Armed with scissors, masks and burnt orange attire, U.S. Army Secretary Ryan McCarthy, Gov. Greg Abbott and University of Texas president Jay Hartzell on Friday unveiled a new robotics lab at the university built in partnership with the Austin-based Army Futures Command.
The lab, constructed inside a converted gym on campus, is part of a $50 million effort to further military-related research through a collaboration between university researchers and the Army, the first of its kind for the Futures Command.
“Right here, in the Anna Hiss Gymnasium, our faculty experts and the Army Futures Command will be working together to pioneer technologies that will shape the military for generations to come,” Hartzell said at Friday’s event. “It’s not simply about this specific project or mission.

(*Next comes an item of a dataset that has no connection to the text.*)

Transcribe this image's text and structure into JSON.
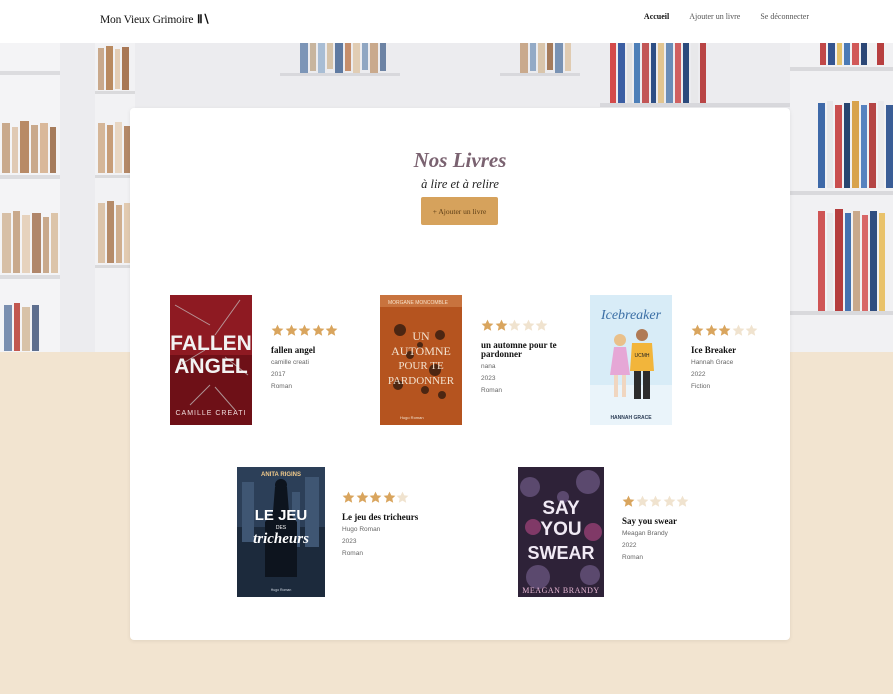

It’s about our full commitment to developing a technological advantage for the defense of our nation.”
Robotics research has been happening at the university for more than a decade, but the new facility will be the first opportunity for individual research groups to work under the same roof and toward the same goal: advancing military technologies.
University researchers will work closely with the Army and focus on two specific research programs identified by the Futures Command: robotics and advanced location tools.
“We have a shared vision to make UT one of the best robotic research facilities in the world, with soldier-centered design at its core,” McCarthy said. “The work that’s being done here ultimately will save soldiers lives and help us achieve victory in combat.”
The lab currently has 16 leading faculty members, roughly 25 affiliated faculty members and more than 100 students and research staffers, with plans of expansion.
After a ceremonial ribbon cutting atop a stage at the edge of a once-recreational basketball court, McCarthy and Hartzell toured the facility to see the research in action.
At one point, a yellow dog-like robot led the tour group from a building at the gymnasium-turned-robotics lab outside, around corners, down stairs and across the street to the next demonstration.
McCarthy said the work being done at the lab “will directly support many of our modernization priorities, to include the optionally manned fighting vehicle and our family of robotic combat vehicles.”
“Today’s ribbon cutting ceremony is the next chapter in the 245-year history of the U.S. Army, and its ability to win future fights,” he said.